Unfortunately, many of those will suffer concussions and possible brain injuries in their career.
But that doesn’t mean they can’t recover now that a doctor in Orange County has developed methods to help them heal.
“I don’t think people understand the CTE situation,” Dr. Daniel Amen said. “They look at it as permanent and irreversible and progressive and there’s just no evidence that’s true. It’s true if you don’t do anything.”
A neuropsychiatrist in Newport Beach with clinics across the country, Amen says he started doing something about it 20 years ago. He has found with improvements in lifestyle, nutrition, supplements and even a hyperbaric oxygen chamber, a damaged brain can improve.
“One of the things we’ve learned in the last 20 years in neuroscience is you’re not stuck with the brain you have,” he said. “You can make it better if you do the right things. And you can make it worse, if you do the wrong things.”
Former Chargers safety Darren Carrington recently started working with Amen.
“I knew my brain had damage,” Carrington said. “And I said as long as my wife didn’t tell me I was crazy, then I was fine. But when I found the place that did the scans and they showed you what it was and how it can get better, I was open to that.”
Carrington played eight seasons in the NFL during the 1990s, including four with the late Junior Seau who took his own life after suffering from CTE. The 54-year-old Carrington estimates that during his career at all levels, he sustained as many as 80 concussions.
He said Amen showed him imaging studies of his brain.
“It kinda did (scare me),” Carrington said. “Because when you see that, it’s like, man, I didn’t know.”
But after working with more than 300 former players, Amen found that 80% get better “when they do what we ask them to do.”

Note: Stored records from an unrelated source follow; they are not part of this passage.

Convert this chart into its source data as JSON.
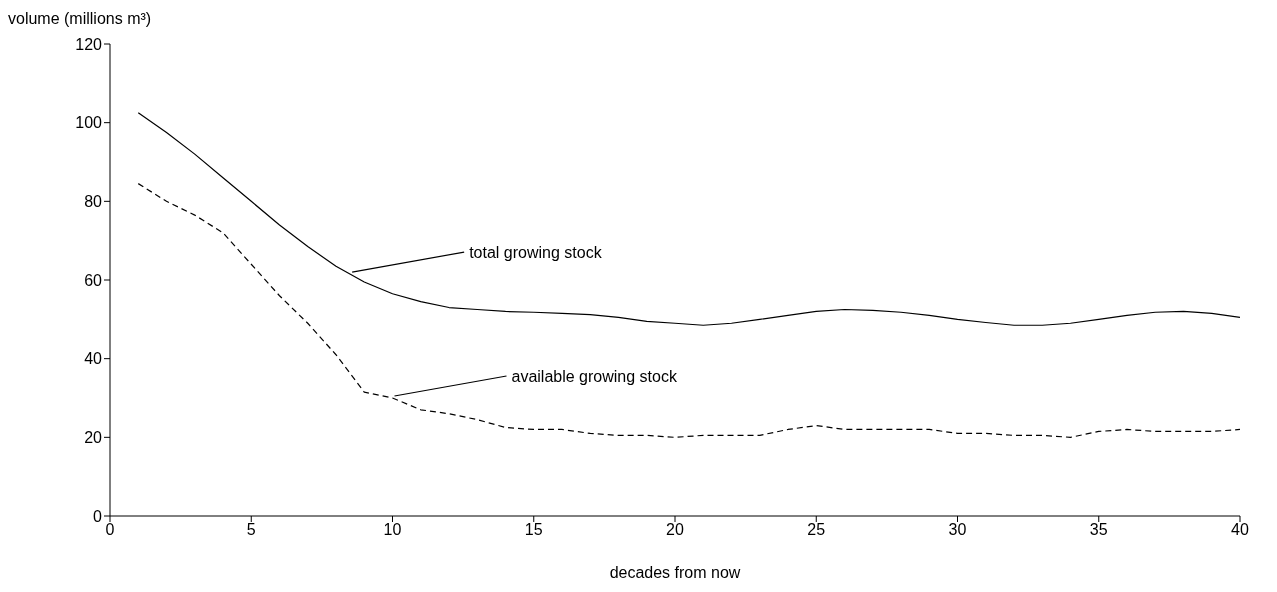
{
  "chart_data": {
    "type": "line",
    "xlabel": "decades from now",
    "ylabel": "volume (millions m³)",
    "x": [
      1,
      2,
      3,
      4,
      5,
      6,
      7,
      8,
      9,
      10,
      11,
      12,
      13,
      14,
      15,
      16,
      17,
      18,
      19,
      20,
      21,
      22,
      23,
      24,
      25,
      26,
      27,
      28,
      29,
      30,
      31,
      32,
      33,
      34,
      35,
      36,
      37,
      38,
      39,
      40
    ],
    "series": [
      {
        "color": "#000000",
        "line_style": "solid",
        "values": [
          102.5,
          97.5,
          92,
          86,
          80,
          74,
          68.5,
          63.5,
          59.5,
          56.5,
          54.5,
          53,
          52.5,
          52,
          51.8,
          51.5,
          51.2,
          50.5,
          49.5,
          49,
          48.5,
          49,
          50,
          51,
          52,
          52.5,
          52.3,
          51.8,
          51,
          50,
          49.2,
          48.5,
          48.5,
          49,
          50,
          51,
          51.8,
          52,
          51.5,
          50.5
        ]
      },
      {
        "color": "#000000",
        "line_style": "dashed",
        "values": [
          84.5,
          80,
          76.5,
          72,
          64,
          56,
          49,
          41,
          31.5,
          30,
          27,
          26,
          24.5,
          22.5,
          22,
          22,
          21,
          20.5,
          20.5,
          20,
          20.5,
          20.5,
          20.5,
          22,
          23,
          22,
          22,
          22,
          22,
          21,
          21,
          20.5,
          20.5,
          20,
          21.5,
          22,
          21.5,
          21.5,
          21.5,
          22
        ]
      }
    ],
    "annotations": [
      {
        "text": "total growing stock",
        "x": 8.5,
        "y": 61.5
      },
      {
        "text": "available growing stock",
        "x": 10,
        "y": 30
      }
    ],
    "xlim": [
      0,
      40
    ],
    "xticks": [
      0,
      5,
      10,
      15,
      20,
      25,
      30,
      35,
      40
    ],
    "ylim": [
      0,
      120
    ],
    "yticks": [
      0,
      20,
      40,
      60,
      80,
      100,
      120
    ],
    "grid": false,
    "legend": false,
    "marker": "none"
  }
}
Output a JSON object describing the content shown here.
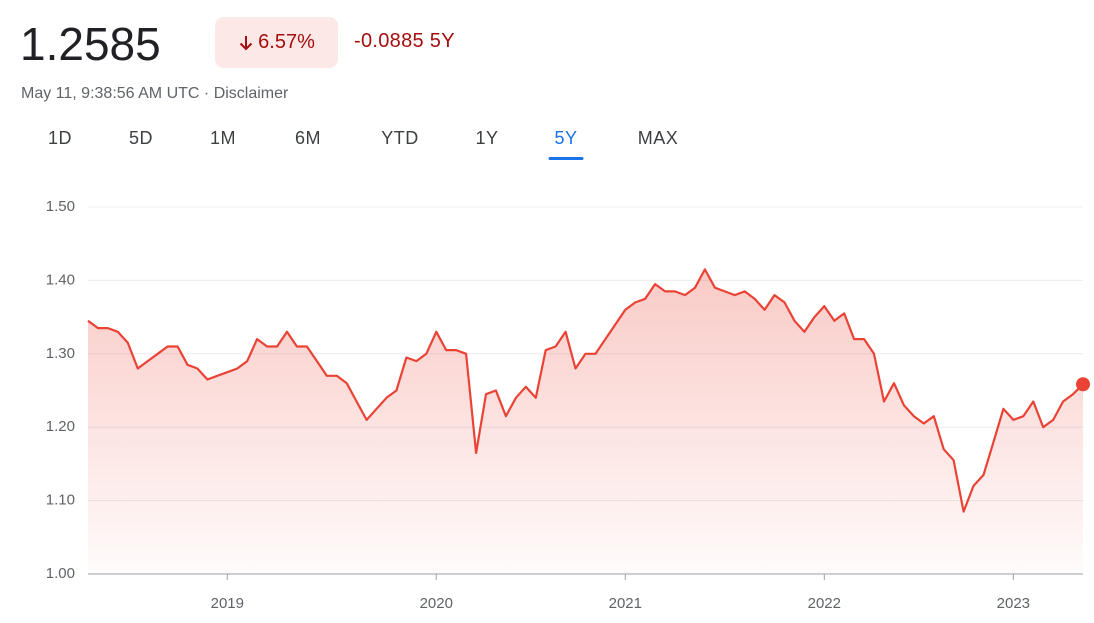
{
  "header": {
    "price": "1.2585",
    "change_percent": "6.57%",
    "change": "-0.0885",
    "period": "5Y",
    "timestamp": "May 11, 9:38:56 AM UTC",
    "separator": "·",
    "disclaimer": "Disclaimer"
  },
  "tabs": [
    "1D",
    "5D",
    "1M",
    "6M",
    "YTD",
    "1Y",
    "5Y",
    "MAX"
  ],
  "active_tab_index": 6,
  "chart_data": {
    "type": "line",
    "categories": [
      null,
      null,
      null,
      null,
      null,
      null,
      null,
      null,
      null,
      null,
      null,
      null,
      null,
      null,
      "2019",
      null,
      null,
      null,
      null,
      null,
      null,
      null,
      null,
      null,
      null,
      null,
      null,
      null,
      null,
      null,
      null,
      null,
      null,
      null,
      null,
      "2020",
      null,
      null,
      null,
      null,
      null,
      null,
      null,
      null,
      null,
      null,
      null,
      null,
      null,
      null,
      null,
      null,
      null,
      null,
      "2021",
      null,
      null,
      null,
      null,
      null,
      null,
      null,
      null,
      null,
      null,
      null,
      null,
      null,
      null,
      null,
      null,
      null,
      null,
      null,
      "2022",
      null,
      null,
      null,
      null,
      null,
      null,
      null,
      null,
      null,
      null,
      null,
      null,
      null,
      null,
      null,
      null,
      null,
      null,
      "2023",
      null,
      null,
      null,
      null,
      null,
      null,
      null
    ],
    "series": [
      {
        "color": "#ea4335",
        "values": [
          1.345,
          1.335,
          1.335,
          1.33,
          1.315,
          1.28,
          1.29,
          1.3,
          1.31,
          1.31,
          1.285,
          1.28,
          1.265,
          1.27,
          1.275,
          1.28,
          1.29,
          1.32,
          1.31,
          1.31,
          1.33,
          1.31,
          1.31,
          1.29,
          1.27,
          1.27,
          1.26,
          1.235,
          1.21,
          1.225,
          1.24,
          1.25,
          1.295,
          1.29,
          1.3,
          1.33,
          1.305,
          1.305,
          1.3,
          1.165,
          1.245,
          1.25,
          1.215,
          1.24,
          1.255,
          1.24,
          1.305,
          1.31,
          1.33,
          1.28,
          1.3,
          1.3,
          1.32,
          1.34,
          1.36,
          1.37,
          1.375,
          1.395,
          1.385,
          1.385,
          1.38,
          1.39,
          1.415,
          1.39,
          1.385,
          1.38,
          1.385,
          1.375,
          1.36,
          1.38,
          1.37,
          1.345,
          1.33,
          1.35,
          1.365,
          1.345,
          1.355,
          1.32,
          1.32,
          1.3,
          1.235,
          1.26,
          1.23,
          1.215,
          1.205,
          1.215,
          1.17,
          1.155,
          1.085,
          1.12,
          1.135,
          1.18,
          1.225,
          1.21,
          1.215,
          1.235,
          1.2,
          1.21,
          1.235,
          1.245,
          1.2585
        ]
      }
    ],
    "ylim": [
      1.0,
      1.5
    ],
    "yticks": [
      {
        "value": 1.0,
        "label": "1.00"
      },
      {
        "value": 1.1,
        "label": "1.10"
      },
      {
        "value": 1.2,
        "label": "1.20"
      },
      {
        "value": 1.3,
        "label": "1.30"
      },
      {
        "value": 1.4,
        "label": "1.40"
      },
      {
        "value": 1.5,
        "label": "1.50"
      }
    ],
    "grid": true,
    "area_fill": true,
    "end_marker": true
  }
}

“That’s so exciting,” he said.
Carrington and Amen both believe the NFL could and should do more to help its players both during and after their respective careers. But Carrington also believes some of the responsibility lies with the players themselves.
“Being men and being prideful, we sometimes think, ‘I don’t need to go to the doctor,’” Carrington said. “So I feel like an ongoing maintenance, that part is on the players.”